Insurance costs at work just about doubled.
There goes the cushion.
There goes the budget.
No matter what I do, how I add it, we are back to being over budget. By $100 a month. Thats with minimal bills, nothing extravagant, one vehicle, home cooked meals bought at the cheapest grocery store in town.
It doesnt account for new clothes for growing kids, or for a savings account for the “bad day”. It doesnt account for the bigger home we will need very very soon. It doesnt account for any trips, vacations, household needs or fun outings for kids who go nowhere as it is.

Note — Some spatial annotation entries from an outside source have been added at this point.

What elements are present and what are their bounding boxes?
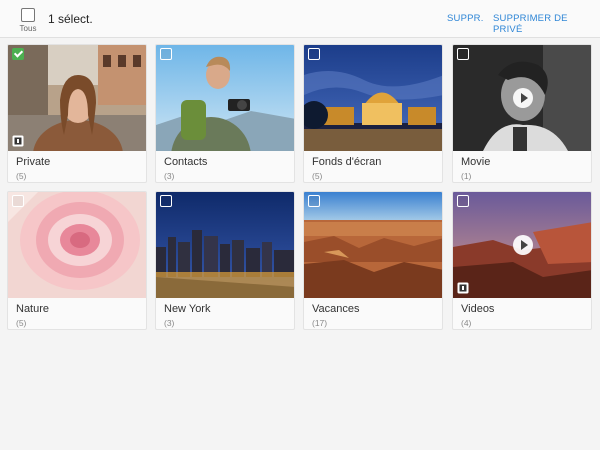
album-card-movie[interactable]: Movie (1) <box>452 44 592 183</box>
album-count: (17) <box>312 318 328 328</box>
album-name: Fonds d'écran <box>312 156 382 168</box>
album-name: Movie <box>461 156 491 168</box>
album-count: (3) <box>164 318 175 328</box>
action-bar: Tous 1 sélect. SUPPR. SUPPRIMER DE PRIVÉ <box>0 0 600 38</box>
selection-count: 1 sélect. <box>48 12 93 26</box>
select-all-label: Tous <box>19 24 37 33</box>
album-checkbox[interactable] <box>160 195 172 207</box>
album-name: Contacts <box>164 156 208 168</box>
select-all-checkbox[interactable]: Tous <box>12 6 46 34</box>
album-checkbox[interactable] <box>160 48 172 60</box>
album-card-private[interactable]: Private (5) <box>7 44 147 183</box>
album-card-vacances[interactable]: Vacances (17) <box>303 191 443 330</box>
album-checkbox[interactable] <box>457 195 469 207</box>
album-checkbox[interactable] <box>12 195 24 207</box>
private-lock-icon <box>457 282 469 294</box>
album-card-videos[interactable]: Videos (4) <box>452 191 592 330</box>
play-icon <box>513 235 533 255</box>
checkbox-icon <box>21 8 35 22</box>
delete-button[interactable]: SUPPR. <box>447 13 484 24</box>
album-card-nature[interactable]: Nature (5) <box>7 191 147 330</box>
album-name: Nature <box>16 303 50 315</box>
album-checkbox[interactable] <box>308 48 320 60</box>
album-count: (5) <box>312 171 323 181</box>
play-icon <box>513 88 533 108</box>
remove-from-private-button[interactable]: SUPPRIMER DE PRIVÉ <box>493 13 600 35</box>
album-thumbnail <box>156 45 294 151</box>
album-count: (4) <box>461 318 472 328</box>
album-checkbox[interactable] <box>308 195 320 207</box>
album-thumbnail <box>304 192 442 298</box>
album-count: (3) <box>164 171 175 181</box>
album-checkbox[interactable] <box>12 48 24 60</box>
album-thumbnail <box>304 45 442 151</box>
private-lock-icon <box>12 135 24 147</box>
album-card-new-york[interactable]: New York (3) <box>155 191 295 330</box>
album-card-contacts[interactable]: Contacts (3) <box>155 44 295 183</box>
album-name: Private <box>16 156 51 168</box>
album-name: New York <box>164 303 211 315</box>
album-checkbox[interactable] <box>457 48 469 60</box>
album-count: (5) <box>16 318 27 328</box>
album-thumbnail <box>8 45 146 151</box>
album-card-fonds-d-ecran[interactable]: Fonds d'écran (5) <box>303 44 443 183</box>
album-thumbnail <box>156 192 294 298</box>
album-thumbnail <box>8 192 146 298</box>
album-name: Videos <box>461 303 495 315</box>
album-count: (5) <box>16 171 27 181</box>
album-name: Vacances <box>312 303 360 315</box>
album-count: (1) <box>461 171 472 181</box>
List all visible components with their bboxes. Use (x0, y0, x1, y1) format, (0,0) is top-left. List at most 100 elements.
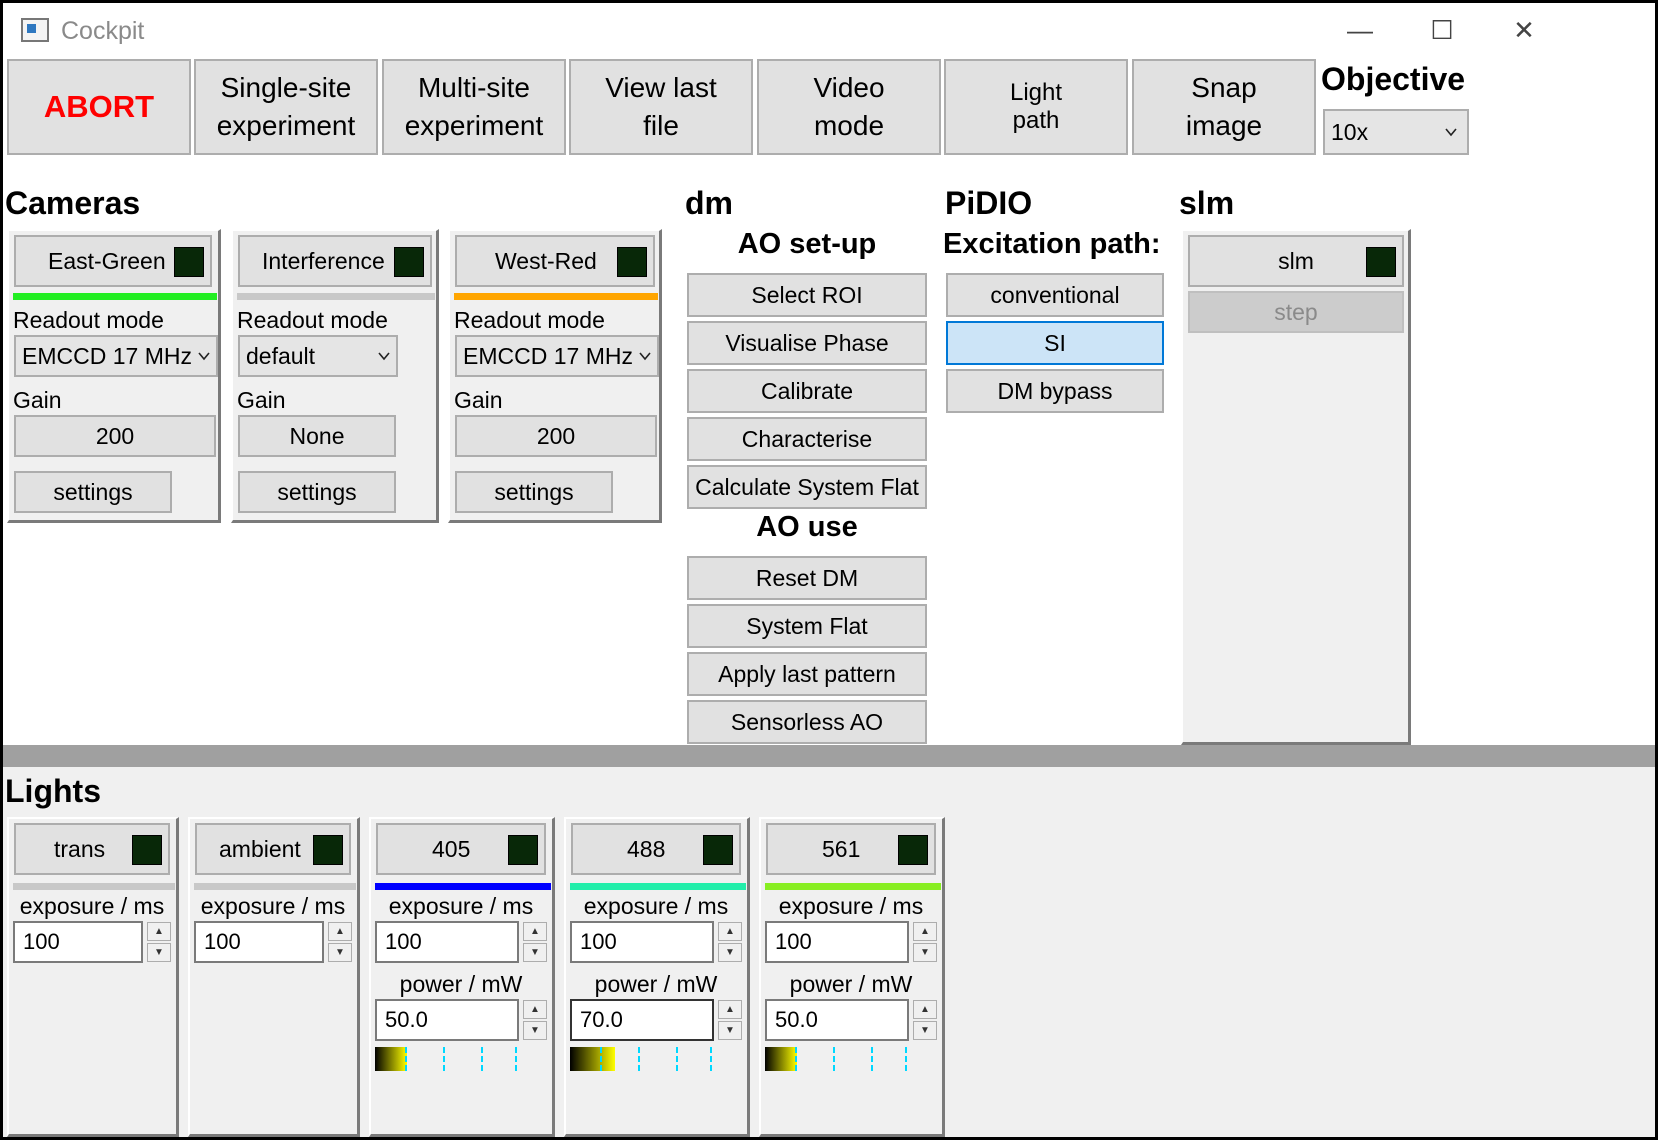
button-label: DM bypass (997, 377, 1113, 404)
spin-up-icon[interactable]: ▲ (147, 922, 171, 941)
light-toggle-561[interactable]: 561 (766, 823, 936, 875)
view-last-file-button[interactable]: View last file (569, 59, 753, 155)
spin-down-icon[interactable]: ▼ (913, 943, 937, 962)
camera-toggle-east-green[interactable]: East-Green (14, 235, 212, 287)
light-toggle-488[interactable]: 488 (571, 823, 741, 875)
slm-toggle[interactable]: slm (1188, 235, 1404, 287)
spin-down-icon[interactable]: ▼ (523, 1021, 547, 1040)
exposure-label: exposure / ms (200, 893, 346, 919)
chevron-down-icon (198, 352, 210, 361)
power-input[interactable]: 70.0 (570, 999, 714, 1041)
maximize-button[interactable]: ☐ (1407, 3, 1477, 57)
light-color-strip (194, 883, 356, 890)
select-roi-button[interactable]: Select ROI (687, 273, 927, 317)
exposure-label: exposure / ms (388, 893, 534, 919)
close-icon: ✕ (1513, 14, 1535, 45)
minimize-button[interactable]: — (1325, 3, 1395, 57)
camera-name: Interference (262, 247, 385, 274)
conventional-button[interactable]: conventional (946, 273, 1164, 317)
slm-step-button[interactable]: step (1188, 291, 1404, 333)
spin-up-icon[interactable]: ▲ (718, 1000, 742, 1019)
status-indicator (898, 835, 928, 865)
slm-panel: slm step (1181, 229, 1411, 745)
exposure-input[interactable]: 100 (570, 921, 714, 963)
camera-toggle-interference[interactable]: Interference (238, 235, 432, 287)
level-tick (795, 1047, 797, 1071)
gain-value: 200 (536, 422, 576, 449)
dm-bypass-button[interactable]: DM bypass (946, 369, 1164, 413)
level-tick (638, 1047, 640, 1071)
camera-settings-button[interactable]: settings (238, 471, 396, 513)
level-tick (481, 1047, 483, 1071)
slm-label: slm (1278, 247, 1314, 274)
level-tick (710, 1047, 712, 1071)
exposure-input[interactable]: 100 (13, 921, 143, 963)
button-label: path (1012, 107, 1060, 134)
gain-button[interactable]: 200 (14, 415, 216, 457)
spin-up-icon[interactable]: ▲ (328, 922, 352, 941)
objective-select[interactable]: 10x (1323, 109, 1469, 155)
spin-down-icon[interactable]: ▼ (718, 943, 742, 962)
camera-settings-button[interactable]: settings (455, 471, 613, 513)
video-mode-button[interactable]: Video mode (757, 59, 941, 155)
spin-down-icon[interactable]: ▼ (523, 943, 547, 962)
light-panel-405: 405 exposure / ms 100 ▲ ▼ power / mW 50.… (369, 817, 555, 1137)
status-indicator (313, 835, 343, 865)
exposure-input[interactable]: 100 (375, 921, 519, 963)
readout-mode-select[interactable]: EMCCD 17 MHz (455, 335, 659, 377)
exposure-input[interactable]: 100 (765, 921, 909, 963)
camera-toggle-west-red[interactable]: West-Red (455, 235, 655, 287)
readout-mode-value: EMCCD 17 MHz (463, 342, 633, 369)
si-button[interactable]: SI (946, 321, 1164, 365)
light-name: 405 (432, 835, 471, 862)
snap-image-button[interactable]: Snap image (1132, 59, 1316, 155)
visualise-phase-button[interactable]: Visualise Phase (687, 321, 927, 365)
pane-splitter[interactable] (3, 745, 1655, 767)
button-label: image (1185, 110, 1263, 141)
multi-site-experiment-button[interactable]: Multi-site experiment (382, 59, 566, 155)
single-site-experiment-button[interactable]: Single-site experiment (194, 59, 378, 155)
camera-settings-button[interactable]: settings (14, 471, 172, 513)
power-input[interactable]: 50.0 (765, 999, 909, 1041)
spin-up-icon[interactable]: ▲ (913, 922, 937, 941)
readout-mode-select[interactable]: default (238, 335, 398, 377)
calibrate-button[interactable]: Calibrate (687, 369, 927, 413)
gain-button[interactable]: None (238, 415, 396, 457)
status-indicator (508, 835, 538, 865)
sensorless-ao-button[interactable]: Sensorless AO (687, 700, 927, 744)
button-label: Reset DM (755, 564, 859, 591)
power-input[interactable]: 50.0 (375, 999, 519, 1041)
settings-label: settings (53, 478, 133, 505)
spin-down-icon[interactable]: ▼ (718, 1021, 742, 1040)
spin-down-icon[interactable]: ▼ (147, 943, 171, 962)
spin-up-icon[interactable]: ▲ (523, 922, 547, 941)
characterise-button[interactable]: Characterise (687, 417, 927, 461)
lights-heading: Lights (5, 773, 101, 809)
abort-button[interactable]: ABORT (7, 59, 191, 155)
step-label: step (1274, 298, 1318, 325)
status-indicator (703, 835, 733, 865)
light-toggle-405[interactable]: 405 (376, 823, 546, 875)
camera-color-strip (237, 293, 435, 300)
spin-down-icon[interactable]: ▼ (328, 943, 352, 962)
light-color-strip (765, 883, 941, 890)
gain-button[interactable]: 200 (455, 415, 657, 457)
button-label: Calibrate (760, 377, 854, 404)
readout-mode-select[interactable]: EMCCD 17 MHz (14, 335, 218, 377)
camera-name: East-Green (48, 247, 166, 274)
apply-last-pattern-button[interactable]: Apply last pattern (687, 652, 927, 696)
spin-down-icon[interactable]: ▼ (913, 1021, 937, 1040)
button-label: file (643, 110, 679, 141)
spin-up-icon[interactable]: ▲ (913, 1000, 937, 1019)
spin-up-icon[interactable]: ▲ (718, 922, 742, 941)
reset-dm-button[interactable]: Reset DM (687, 556, 927, 600)
light-toggle-ambient[interactable]: ambient (195, 823, 351, 875)
system-flat-button[interactable]: System Flat (687, 604, 927, 648)
light-toggle-trans[interactable]: trans (14, 823, 170, 875)
light-path-button[interactable]: Light path (944, 59, 1128, 155)
close-button[interactable]: ✕ (1489, 3, 1559, 57)
settings-label: settings (277, 478, 357, 505)
exposure-input[interactable]: 100 (194, 921, 324, 963)
calculate-system-flat-button[interactable]: Calculate System Flat (687, 465, 927, 509)
spin-up-icon[interactable]: ▲ (523, 1000, 547, 1019)
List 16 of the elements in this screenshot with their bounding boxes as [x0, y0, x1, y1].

When Dan got hired at HP, I was thrilled. I did the math and was pleased to see that our once negative budget was going to have a chance to wiggle, just a wee bit. I had hope that we could afford a crib for Claire, and maybe down the road a new sofa, maybe even a small family vacation, just to get away for a bit, from everything that has haunted us the last year.
Days like this make me hate my life.
All I want is a stress-free life. One in which I can give my kids the little things they want and deserve. One in which I am not 150% stressed 150% of my day. All I want is to be able to look at my bank balance and not have to wonder if I have calculated to the penny, to be sure that all bills clear.
Everyone keeps telling me it will get better, we will be ok, we will make it, good things happen to good people.
Does anyone know when that might happen? Because my calendar isnt showing any such appointment with ” a life of simple comforts”.